WISCONSIN (MEDIA GENERAL) — Ariens Manufacturing changed its prayer-on-the-job policy Thursday, drawing pushback from dozens of Muslim employees who say they’re now out of a job.
Before this week, Somali Muslims employed by Ariens were allowed to leave the production line twice a shift to pray two of the five prayers their faith requires of them daily. They prayed five minutes at a time, designating their specific duties to colleagues.
A spokesperson for the Brillion-based equipment manufacturer said in a statement, in part:
We are asking employees to pray during scheduled breaks in designated prayer rooms. Our manufacturing environment does not allow for unscheduled breaks in production.”
Those affected said praying only during a meal break goes against Muslim practice.
“If someone tells you, ‘You pray on your break,’ and the break time is not the prayer time? It will be impossible to pray,” said Green Bay Masjid Imam Hasan Abdi.
Former Ariens equipment painter Ibrahim Mehemmed held out his unemployment packet and told us, “We pray by the time. So they say, ‘If you don’t pray at the break time,’ they give us this [unemployment] paper to just leave.”
“We are open to any of the employees returning to work under the new policy or will look for openings in shifts that do not coincide with prayer time,” read a statement from Ariens. “We respect their faith, and we respect their decision regardless of their choice to return to work or not.”
An Ariens spokesperson says the policy change impacts 53 workers, ten of which have indicated they wish to stay in their current positions under the new policy.
According to law listed by the Equal Opportunity Employment Commission, “an employer does not have to accommodate an employee’s religious beliefs or practices if doing so would cause undue hardship to the employer… [such as] decreased efficiency” (read the law here).
“I have been 35 years in America and I’ve never heard of a company that is not allowing its employees to pray five minutes. It is absolutely discrimination on its face,” said Adan Hurr.

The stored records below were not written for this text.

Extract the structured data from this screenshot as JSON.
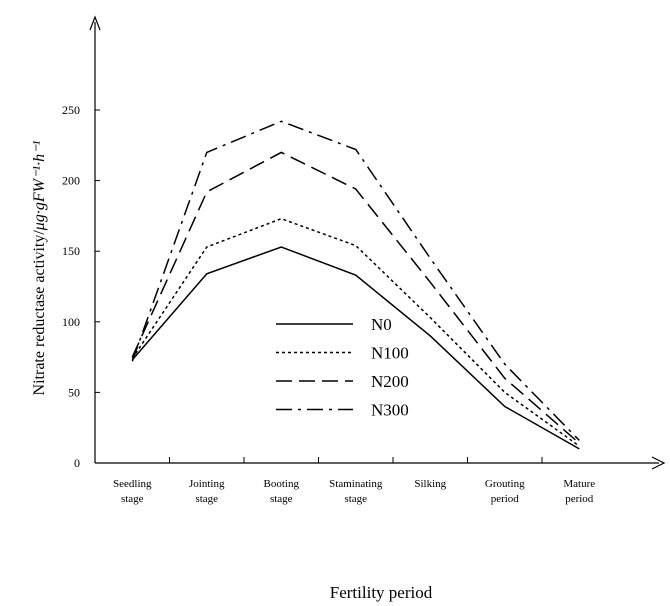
{
  "chart_data": {
    "type": "line",
    "title": "",
    "xlabel": "Fertility period",
    "ylabel": {
      "text": "Nitrate reductase activity/",
      "unit": "μg·gFW⁻¹·h⁻¹"
    },
    "ylim": [
      0,
      250
    ],
    "yticks": [
      0,
      50,
      100,
      150,
      200,
      250
    ],
    "categories": [
      [
        "Seedling",
        "stage"
      ],
      [
        "Jointing",
        "stage"
      ],
      [
        "Booting",
        "stage"
      ],
      [
        "Staminating",
        "stage"
      ],
      [
        "Silking"
      ],
      [
        "Grouting",
        "period"
      ],
      [
        "Mature",
        "period"
      ]
    ],
    "grid": false,
    "legend_position": "center-left",
    "series": [
      {
        "name": "N0",
        "dash": "solid",
        "points": [
          [
            0.5,
            73
          ],
          [
            1.5,
            134
          ],
          [
            2.5,
            153
          ],
          [
            3.5,
            133
          ],
          [
            4.5,
            90
          ],
          [
            5.5,
            40
          ],
          [
            6.5,
            10
          ]
        ]
      },
      {
        "name": "N100",
        "dash": "dotted",
        "points": [
          [
            0.5,
            74
          ],
          [
            1.5,
            153
          ],
          [
            2.5,
            173
          ],
          [
            3.5,
            154
          ],
          [
            4.5,
            103
          ],
          [
            5.5,
            50
          ],
          [
            6.5,
            12
          ]
        ]
      },
      {
        "name": "N200",
        "dash": "dashed",
        "points": [
          [
            0.5,
            75
          ],
          [
            1.5,
            192
          ],
          [
            2.5,
            220
          ],
          [
            3.5,
            194
          ],
          [
            4.5,
            128
          ],
          [
            5.5,
            60
          ],
          [
            6.5,
            14
          ]
        ]
      },
      {
        "name": "N300",
        "dash": "dashdot",
        "points": [
          [
            0.5,
            72
          ],
          [
            1.5,
            220
          ],
          [
            2.5,
            242
          ],
          [
            3.5,
            222
          ],
          [
            4.5,
            145
          ],
          [
            5.5,
            70
          ],
          [
            6.5,
            16
          ]
        ]
      }
    ]
  }
}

“Allow me to pray so that I can go back to work and do what I love to do, which is working for Ariens. But we are not allowed to do that. Yesterday what happened was just a travesty,” he said.
Imam said he has concerns for the future of the Muslim population in Green Bay. “If they got fired now, there’s no way they’ll get to stay in Green Bay. They’ll have to move to find work,” he said.
Ariens Company tells Action 2 News they “put a considerable amount of effort into finding a solution that allows for employees of Muslim faith to pray during work hours.”
“We met with members of our Somalian employee group to better understand their needs and consulted with local representatives of Muslim faith,” a spokesperson wrote.